A parallel plate capacitor has plate of length $$l$$, width $$w$$ and separation of plates is $$d$$. It is connected to a battery of emf $$V$$. A dielectric slab of the same thickness $$d$$ and of dielectric constant $$K = 4$$ is being inserted between the plates of the capacitor. At what length of the slab inside plates, will the energy stored in the capacitor be two times the initial energy stored?

We start with a parallel-plate capacitor whose plates have length $$l$$, width $$w$$ and are separated by a distance $$d$$. The total plate area is therefore $$A = lw$$. While the capacitor is connected to a battery of constant emf $$V$$, its voltage remains fixed at $$V$$ throughout the entire process.

For any capacitor of capacitance $$C$$ kept at a fixed potential difference $$V$$, the electrostatic energy stored is given by the basic formula

$$U = \dfrac12\,C\,V^2.$$

Initial situation (no dielectric)
The initial capacitance is that of an empty parallel-plate capacitor,

$$C_i \;=\; \dfrac{\varepsilon_0 A}{d} \;=\; \dfrac{\varepsilon_0\,lw}{d}.$$

Therefore the initial energy is

$$U_i \;=\; \dfrac12\,C_i\,V^2 \;=\; \dfrac12\left(\dfrac{\varepsilon_0\,lw}{d}\right)V^2.$$

Situation after inserting the slab
A dielectric slab of the same thickness $$d$$ and dielectric constant $$K = 4$$ is now pushed in from one side. Let the length of slab already inside be $$x$$ (so the slab covers an area $$A_d = w\,x$$), while the remaining portion of the plates, having length $$l - x$$, is still filled with air. Because both regions share the same pair of plates and the same voltage $$V$$, the two regions act like two capacitors connected in parallel.

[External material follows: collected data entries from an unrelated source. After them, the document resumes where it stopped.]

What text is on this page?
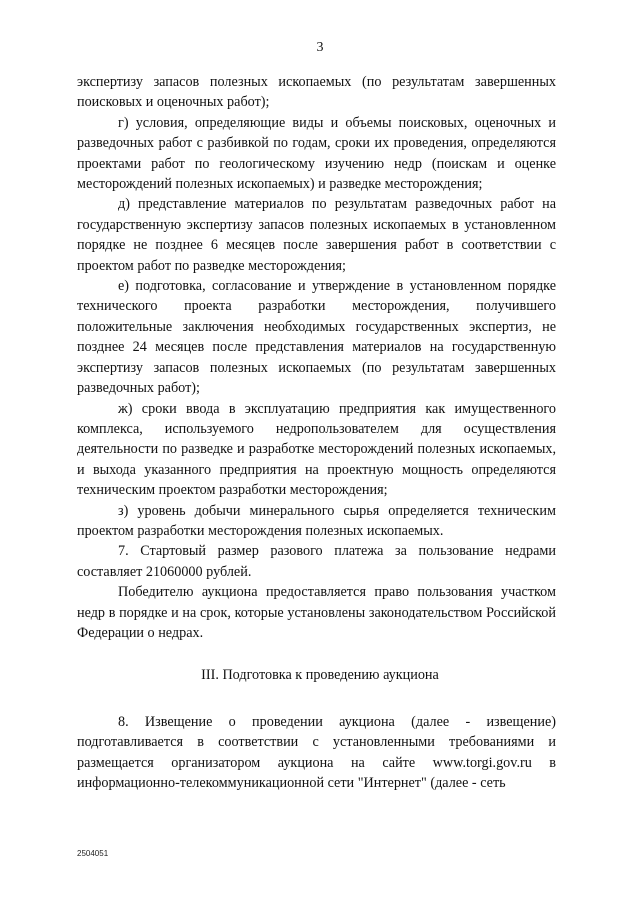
3

экспертизу запасов полезных ископаемых (по результатам завершенных поисковых и оценочных работ);

г) условия, определяющие виды и объемы поисковых, оценочных и разведочных работ с разбивкой по годам, сроки их проведения, определяются проектами работ по геологическому изучению недр (поискам и оценке месторождений полезных ископаемых) и разведке месторождения;

д) представление материалов по результатам разведочных работ на государственную экспертизу запасов полезных ископаемых в установленном порядке не позднее 6 месяцев после завершения работ в соответствии с проектом работ по разведке месторождения;

е) подготовка, согласование и утверждение в установленном порядке технического проекта разработки месторождения, получившего положительные заключения необходимых государственных экспертиз, не позднее 24 месяцев после представления материалов на государственную экспертизу запасов полезных ископаемых (по результатам завершенных разведочных работ);

ж) сроки ввода в эксплуатацию предприятия как имущественного комплекса, используемого недропользователем для осуществления деятельности по разведке и разработке месторождений полезных ископаемых, и выхода указанного предприятия на проектную мощность определяются техническим проектом разработки месторождения;

з) уровень добычи минерального сырья определяется техническим проектом разработки месторождения полезных ископаемых.

7. Стартовый размер разового платежа за пользование недрами составляет 21060000 рублей.

Победителю аукциона предоставляется право пользования участком недр в порядке и на срок, которые установлены законодательством Российской Федерации о недрах.

III. Подготовка к проведению аукциона

8. Извещение о проведении аукциона (далее - извещение) подготавливается в соответствии с установленными требованиями и размещается организатором аукциона на сайте www.torgi.gov.ru в информационно-телекоммуникационной сети "Интернет" (далее - сеть

2504051
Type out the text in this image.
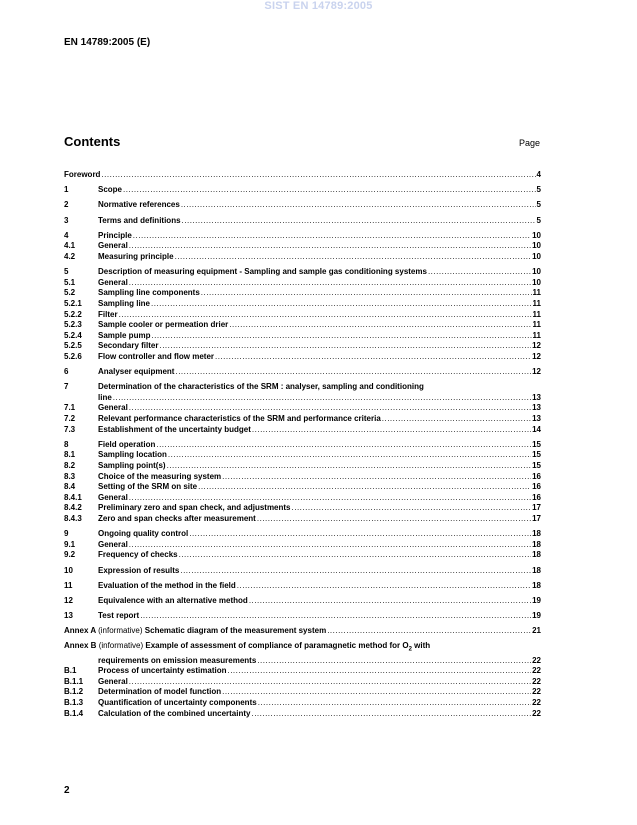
SIST EN 14789:2005
EN 14789:2005 (E)
Contents	Page
Foreword .....	4
1	Scope .....	5
2	Normative references .....	5
3	Terms and definitions .....	5
4	Principle .....	10
4.1	General .....	10
4.2	Measuring principle .....	10
5	Description of measuring equipment - Sampling and sample gas conditioning systems .....	10
5.1	General .....	10
5.2	Sampling line components .....	11
5.2.1	Sampling line .....	11
5.2.2	Filter .....	11
5.2.3	Sample cooler or permeation drier .....	11
5.2.4	Sample pump .....	11
5.2.5	Secondary filter .....	12
5.2.6	Flow controller and flow meter .....	12
6	Analyser equipment .....	12
7	Determination of the characteristics of the SRM : analyser, sampling and conditioning
line .....	13
7.1	General .....	13
7.2	Relevant performance characteristics of the SRM and performance criteria .....	13
7.3	Establishment of the uncertainty budget .....	14
8	Field operation .....	15
8.1	Sampling location .....	15
8.2	Sampling point(s) .....	15
8.3	Choice of the measuring system .....	16
8.4	Setting of the SRM on site .....	16
8.4.1	General .....	16
8.4.2	Preliminary zero and span check, and adjustments .....	17
8.4.3	Zero and span checks after measurement .....	17
9	Ongoing quality control .....	18
9.1	General .....	18
9.2	Frequency of checks .....	18
10	Expression of results .....	18
11	Evaluation of the method in the field .....	18
12	Equivalence with an alternative method .....	19
13	Test report .....	19
Annex A (informative) Schematic diagram of the measurement system .....	21
Annex B (informative) Example of assessment of compliance of paramagnetic method for $O_2$ with
requirements on emission measurements .....	22
B.1	Process of uncertainty estimation .....	22
B.1.1	General .....	22
B.1.2	Determination of model function .....	22
B.1.3	Quantification of uncertainty components .....	22
B.1.4	Calculation of the combined uncertainty .....	22
2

• Capacitance of the dielectric-filled region:

$$C_{\text{dielectric}} \;=\; \dfrac{K\,\varepsilon_0 A_d}{d} \;=\; \dfrac{4\,\varepsilon_0\,w\,x}{d}.$$

• Capacitance of the air-filled region:

$$C_{\text{air}} \;=\; \dfrac{\varepsilon_0 A_{\text{air}}}{d} \;=\; \dfrac{\varepsilon_0\,w\,(l - x)}{d}.$$

Because they are in parallel, their capacitances simply add:

$$C_f \;=\; C_{\text{air}} + C_{\text{dielectric}} \;=\; \dfrac{\varepsilon_0 w}{d}\,\bigl[(l - x) + 4x\bigr] \;=\; \dfrac{\varepsilon_0 w}{d}\,\bigl[l + 3x\bigr].$$

The new energy stored is therefore

$$U_f \;=\; \dfrac12\,C_f\,V^2 \;=\; \dfrac12\left[\dfrac{\varepsilon_0 w}{d}(l + 3x)\right]V^2.$$

Condition for doubling the energy
The problem asks for the slab length $$x$$ that makes the stored energy twice the initial energy, i.e.

$$U_f \;=\; 2\,U_i.$$

Substituting the expressions for $$U_f$$ and $$U_i$$ we have

$$\dfrac12\left[\dfrac{\varepsilon_0 w}{d}(l + 3x)\right]V^2 \;=\; 2\left[\dfrac12\left(\dfrac{\varepsilon_0\,lw}{d}\right)V^2\right].$$

The common factors $$\dfrac12,\,\varepsilon_0,\,w/d,\,V^2$$ cancel out immediately, leaving

$$l + 3x \;=\; 2l.$$

Now we isolate $$x$$ step by step:

$$3x \;=\; 2l - l \;=\; l,$$

$$x \;=\; \dfrac{l}{3}.$$

Thus the dielectric slab must be inserted to a length $$\dfrac{l}{3}$$ inside the plates in order for the energy stored in the capacitor to become double its original value.

Hence, the correct answer is Option B.